Exploring Different Types of Short Term Financing Options
There are several short term loan types available to businesses, each with its own features and considerations. Let’s explore some common ones:
Canadian Small Business Loans
A good Canadian small business loan from a certified lender is a popular choice for Canadian entrepreneurs looking to secure short term funding. These loans provide businesses with the capital they need to cover operational expenses, purchase inventory, or invest in expansion.
Short Term Merchant Cash Advance
A short term merchant cash advance is an alternative financing option that allows businesses to receive a lump sum payment in exchange for a percentage of their future credit card sales. This option can be appealing to businesses with fluctuating cash flows or those that do not qualify for traditional loans. However, businesses should carefully consider the terms of an MCA. Less reputable lenders may take advantage of an applicant with predatory loan terms.
Businesses can use Levr.ai to safely apply for an MCA. One of the biggest advantages of using our small business loans platform is that we only connect businesses with certified lenders.
Short Term Debt Financing
Short term debt financing involves borrowing funds from lenders for a fixed period, usually less than a year, and repaying the debt with interest. This type of financing can be used to cover working capital needs, bridge temporary cash flow gaps, or finance specific projects.
For more accounting information, please check our guide to find how to find short term debt on a balance sheet.
The Canada Emergency Business Account loan, also known as the CEBA loan, was a government program designed to provide financial support to small businesses affected by the COVID-19 pandemic. This interest-free loan offered up to $60,000 in funding to eligible businesses, with a portion of the loan forgivable if repaid by a certain date.

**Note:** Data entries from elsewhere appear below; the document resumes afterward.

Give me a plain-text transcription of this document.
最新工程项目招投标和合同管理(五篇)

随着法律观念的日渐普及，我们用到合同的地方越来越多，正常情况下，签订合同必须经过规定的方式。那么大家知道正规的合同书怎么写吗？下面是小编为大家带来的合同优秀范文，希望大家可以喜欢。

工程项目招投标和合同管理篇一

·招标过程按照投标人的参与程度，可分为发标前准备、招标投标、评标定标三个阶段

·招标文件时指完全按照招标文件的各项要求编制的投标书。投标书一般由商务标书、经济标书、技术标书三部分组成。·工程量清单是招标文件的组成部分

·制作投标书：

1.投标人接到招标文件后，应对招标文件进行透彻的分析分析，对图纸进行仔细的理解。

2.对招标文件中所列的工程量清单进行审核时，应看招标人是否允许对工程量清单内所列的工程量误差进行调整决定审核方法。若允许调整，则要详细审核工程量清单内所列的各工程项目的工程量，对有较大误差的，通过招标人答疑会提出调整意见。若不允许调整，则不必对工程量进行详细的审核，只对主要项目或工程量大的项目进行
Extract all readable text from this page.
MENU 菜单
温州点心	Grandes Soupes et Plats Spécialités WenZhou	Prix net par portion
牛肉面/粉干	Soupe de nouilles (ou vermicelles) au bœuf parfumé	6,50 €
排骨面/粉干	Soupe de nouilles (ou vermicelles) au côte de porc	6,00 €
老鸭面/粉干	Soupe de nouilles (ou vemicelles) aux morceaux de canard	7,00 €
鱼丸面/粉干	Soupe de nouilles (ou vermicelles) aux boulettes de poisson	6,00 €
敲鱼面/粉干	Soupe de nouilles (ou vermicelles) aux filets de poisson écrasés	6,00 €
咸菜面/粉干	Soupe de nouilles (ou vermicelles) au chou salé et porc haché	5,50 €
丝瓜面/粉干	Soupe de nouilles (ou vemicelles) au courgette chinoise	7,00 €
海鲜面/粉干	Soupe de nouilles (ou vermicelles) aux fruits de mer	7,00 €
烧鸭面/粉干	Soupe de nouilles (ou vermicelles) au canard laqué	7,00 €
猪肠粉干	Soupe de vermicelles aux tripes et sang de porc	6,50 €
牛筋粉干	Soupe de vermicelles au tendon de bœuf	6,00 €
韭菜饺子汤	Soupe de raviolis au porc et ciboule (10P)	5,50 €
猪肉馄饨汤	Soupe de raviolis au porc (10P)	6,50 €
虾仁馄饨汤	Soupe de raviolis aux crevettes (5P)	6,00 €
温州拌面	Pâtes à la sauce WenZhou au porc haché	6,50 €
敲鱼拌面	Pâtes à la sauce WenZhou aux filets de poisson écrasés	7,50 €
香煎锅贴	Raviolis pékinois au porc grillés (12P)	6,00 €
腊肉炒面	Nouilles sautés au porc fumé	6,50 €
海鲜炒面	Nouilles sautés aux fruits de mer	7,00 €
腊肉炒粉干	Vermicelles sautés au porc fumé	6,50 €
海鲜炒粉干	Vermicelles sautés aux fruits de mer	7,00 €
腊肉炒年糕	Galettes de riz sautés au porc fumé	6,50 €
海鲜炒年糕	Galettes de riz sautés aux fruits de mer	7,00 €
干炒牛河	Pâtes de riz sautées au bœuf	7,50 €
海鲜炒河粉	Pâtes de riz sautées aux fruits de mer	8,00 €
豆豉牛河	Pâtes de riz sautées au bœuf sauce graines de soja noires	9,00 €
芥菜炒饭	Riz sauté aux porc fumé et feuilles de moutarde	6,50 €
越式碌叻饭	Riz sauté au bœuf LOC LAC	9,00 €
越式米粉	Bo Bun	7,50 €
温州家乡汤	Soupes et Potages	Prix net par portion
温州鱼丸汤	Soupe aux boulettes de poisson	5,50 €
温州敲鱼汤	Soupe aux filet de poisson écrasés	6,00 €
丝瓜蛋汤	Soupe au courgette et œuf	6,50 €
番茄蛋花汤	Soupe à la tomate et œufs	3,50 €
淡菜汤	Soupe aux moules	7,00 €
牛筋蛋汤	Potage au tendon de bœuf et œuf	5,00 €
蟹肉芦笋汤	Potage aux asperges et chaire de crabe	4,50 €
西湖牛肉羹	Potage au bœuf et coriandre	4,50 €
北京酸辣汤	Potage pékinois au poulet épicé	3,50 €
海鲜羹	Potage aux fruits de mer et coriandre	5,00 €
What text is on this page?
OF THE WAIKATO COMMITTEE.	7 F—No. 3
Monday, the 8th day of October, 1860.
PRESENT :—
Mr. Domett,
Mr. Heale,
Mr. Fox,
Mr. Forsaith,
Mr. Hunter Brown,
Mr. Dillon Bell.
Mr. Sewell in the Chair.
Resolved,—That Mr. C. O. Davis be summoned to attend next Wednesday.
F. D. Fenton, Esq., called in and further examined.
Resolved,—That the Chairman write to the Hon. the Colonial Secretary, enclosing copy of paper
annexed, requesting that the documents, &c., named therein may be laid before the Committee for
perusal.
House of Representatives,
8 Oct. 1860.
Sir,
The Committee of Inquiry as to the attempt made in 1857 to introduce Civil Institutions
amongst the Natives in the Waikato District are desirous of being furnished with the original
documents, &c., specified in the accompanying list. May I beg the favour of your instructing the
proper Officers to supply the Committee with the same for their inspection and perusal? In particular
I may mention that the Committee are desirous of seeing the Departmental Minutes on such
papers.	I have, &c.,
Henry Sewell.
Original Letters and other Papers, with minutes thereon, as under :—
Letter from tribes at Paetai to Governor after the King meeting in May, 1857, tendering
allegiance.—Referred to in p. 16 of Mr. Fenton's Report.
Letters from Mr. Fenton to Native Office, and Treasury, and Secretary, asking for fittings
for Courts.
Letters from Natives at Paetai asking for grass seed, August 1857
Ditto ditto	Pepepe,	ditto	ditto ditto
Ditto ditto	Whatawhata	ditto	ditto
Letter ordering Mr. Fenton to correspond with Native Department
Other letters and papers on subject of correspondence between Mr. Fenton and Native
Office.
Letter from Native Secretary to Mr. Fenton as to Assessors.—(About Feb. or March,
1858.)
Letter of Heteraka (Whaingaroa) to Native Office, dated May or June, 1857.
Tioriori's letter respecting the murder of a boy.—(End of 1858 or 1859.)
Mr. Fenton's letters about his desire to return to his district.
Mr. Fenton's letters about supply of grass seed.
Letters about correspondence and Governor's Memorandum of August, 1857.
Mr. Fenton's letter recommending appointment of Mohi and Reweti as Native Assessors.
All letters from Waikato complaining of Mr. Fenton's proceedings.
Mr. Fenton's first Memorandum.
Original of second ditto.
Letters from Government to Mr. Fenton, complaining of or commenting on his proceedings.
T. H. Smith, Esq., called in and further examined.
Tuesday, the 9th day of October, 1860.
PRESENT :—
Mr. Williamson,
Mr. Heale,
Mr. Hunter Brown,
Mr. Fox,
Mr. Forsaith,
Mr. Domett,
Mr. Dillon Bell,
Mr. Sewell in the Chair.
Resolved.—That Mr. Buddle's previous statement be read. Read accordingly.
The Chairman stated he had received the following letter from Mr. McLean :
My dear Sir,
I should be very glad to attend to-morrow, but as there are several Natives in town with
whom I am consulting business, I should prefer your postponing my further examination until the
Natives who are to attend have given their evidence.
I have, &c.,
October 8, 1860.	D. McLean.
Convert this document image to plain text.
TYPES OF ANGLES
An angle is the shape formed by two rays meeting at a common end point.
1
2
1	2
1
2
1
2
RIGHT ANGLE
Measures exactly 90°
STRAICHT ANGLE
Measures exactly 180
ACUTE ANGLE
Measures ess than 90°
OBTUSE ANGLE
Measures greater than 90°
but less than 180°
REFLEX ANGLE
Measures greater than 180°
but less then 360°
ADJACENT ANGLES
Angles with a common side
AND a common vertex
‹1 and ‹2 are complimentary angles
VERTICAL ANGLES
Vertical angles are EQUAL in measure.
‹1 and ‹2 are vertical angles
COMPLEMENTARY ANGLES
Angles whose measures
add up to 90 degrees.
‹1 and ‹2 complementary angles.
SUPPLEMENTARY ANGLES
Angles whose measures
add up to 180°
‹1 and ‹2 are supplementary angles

Small Business Equipment Financing
Businesses can acquire the necessary equipment without making a large upfront payment by using suitable small business equipment financing options. Equipment financing options include leasing, equipment loans, and equipment lines of credit.
Business Line of Credit
A business line of credit provides entities with a predetermined credit limit that can be drawn upon as needed. Interest is only charged on the amount borrowed, making it an ideal option for managing fluctuating cash flow or unexpected expenses.
Invoice financing involves selling your outstanding invoices to a creditor at a concession in exchange for instant money. It can be especially helpful for companies that experience long payment cycles or need to fund large orders.
How to Find the Right Short Term Financing Solution for Your Business
Consider these factors when exploring short term financing options:
- Business goals and needs: Identify the purpose for which you require short term financing and consider how each option aligns with your business goals.
- Repayment terms and interest rates: Evaluate the terms and interest rates linked with each funding option to ensure they are favourable and sustainable for your business.
- Application process and eligibility: Understand the requirements and eligibility criteria for each financing option to determine if your business qualifies.
- Risk assessment: Evaluate the risks linked with each financing option and consider how they align with your risk tolerance and overall business strategy.
Optimizing Your Short Term Financing
Although short term financing is an important type of funding, it’s important to implement the right strategies to make the most of it.
- Carefully assess your business’s requirements and only borrow the amount you need.
- Develop a roadmap to ensure you spend the funds effectively.
- Look at multiple options and pick a reputable lender with favourable terms.
- Stay on top of your payments to keep your cash flow and small business credit healthy.
Short term financing can be a very useful option for your business, whether you’re trying to manage operating costs or take advantage of new opportunities. Remember to assess your needs, research available options, negotiate favourable terms, and create a comprehensive financing plan. With the right approach, short term financing can propel your business forward and unlock new opportunities for expansion and profitability.